You're assuming that you run 1 thread at a 2 to 4 core node or so?

This is not the reality.

See supercomputer report Europe. On average of machines in production more than 50% of the cpu's is on average in use and that goes up to 70% on average at every given hour 24 hours a day, 365 days a year.
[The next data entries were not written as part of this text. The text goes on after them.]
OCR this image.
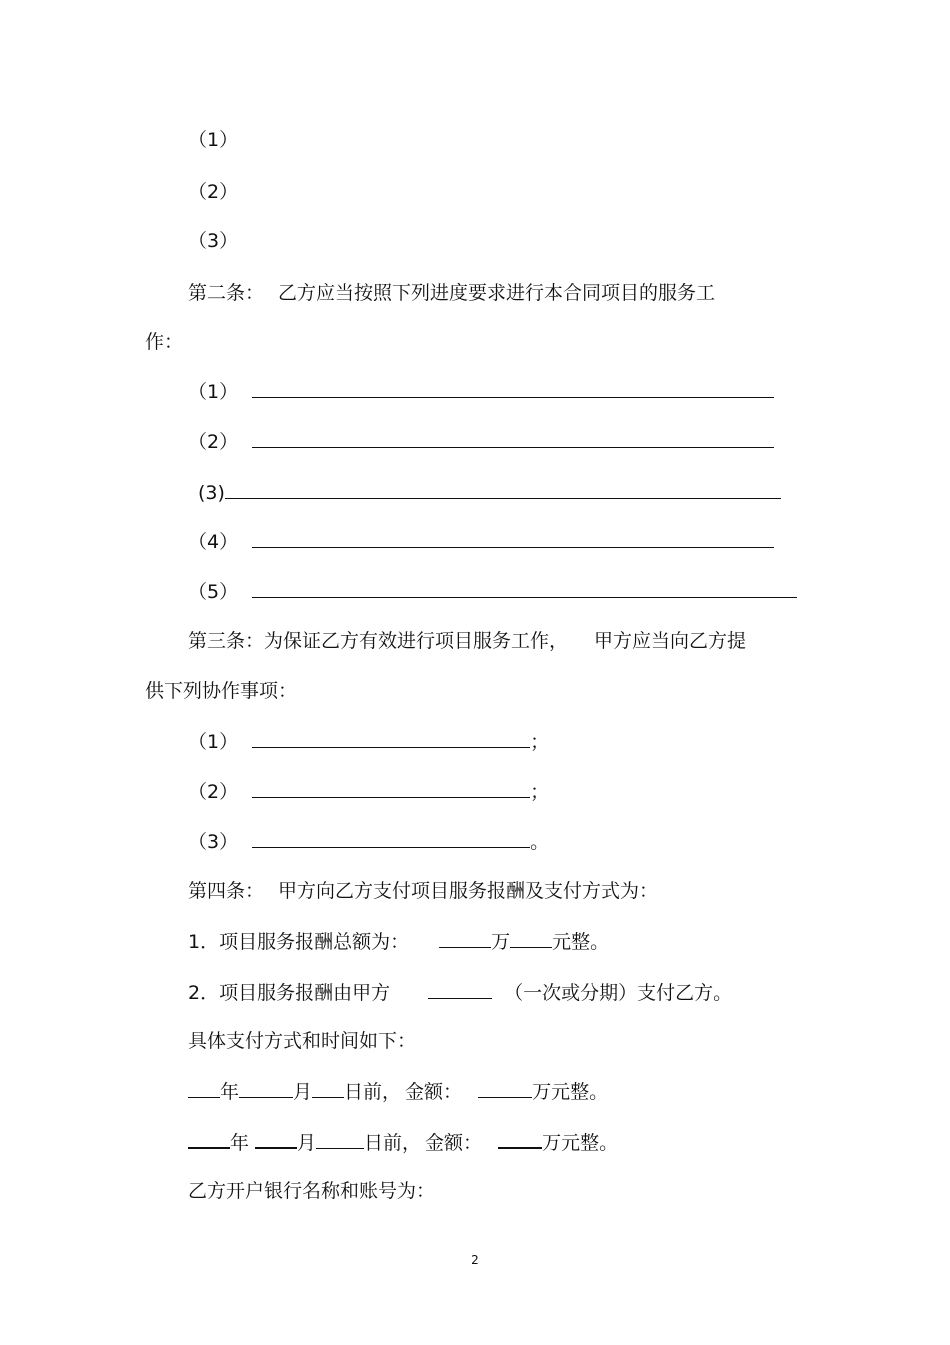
（1）
（2）
（3）
第二条： 乙方应当按照下列进度要求进行本合同项目的服务工
作：
（1）
（2）
(3)
（4）
（5）
第三条：为保证乙方有效进行项目服务工作， 甲方应当向乙方提
供下列协作事项：
（1）	；
（2）	；
（3）	。
第四条： 甲方向乙方支付项目服务报酬及支付方式为：
1．项目服务报酬总额为：	万 元整。
2．项目服务报酬由甲方	（一次或分期）支付乙方。
具体支付方式和时间如下：
年	月 日前， 金额：	万元整。
年	月	日前， 金额：	万元整。
乙方开户银行名称和账号为：
2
So even if you start your program as a single thread a node (note why make your program MPI when you have idle cores in this node), even in that unlikely case, the odds is 70% some other job runs at that same node as well eating the other core(s).

Vincent

----- Original Message ----- From: "Eric W. Biederman" <[EMAIL PROTECTED]>
To: "Vincent Diepeveen" <[EMAIL PROTECTED]>
Cc: "Ashley Pittman" <[EMAIL PROTECTED]>; "'Bogdan Costescu'" <[EMAIL PROTECTED]>; "'Beowulf List'" <beowulf@beowulf.org>; "Daniel Kidger" <[EMAIL PROTECTED]>; "'Mark Hahn'" <[EMAIL PROTECTED]>
Sent: Saturday, September 09, 2006 3:49 AM
Subject: Re: [Beowulf] cluster softwares supporting parallel CFD computing


"Vincent Diepeveen" <[EMAIL PROTECTED]> writes:

How about the latency to wake up that thread again. runqueue latency in linux is
10+ ms?

That assumes you have a 100Mhz clock (default is currently 250Mhz) and
you have something else running.  If you have something else running
yielding is even more of a win because you get something productive
done, when you would otherwise be idle.  Plus you the scheduler
will give your process a higher priority when it wakes up because
it slept.

In practice I don't expect anything interesting will happen in that time
interval.  So you should awake almost instantly.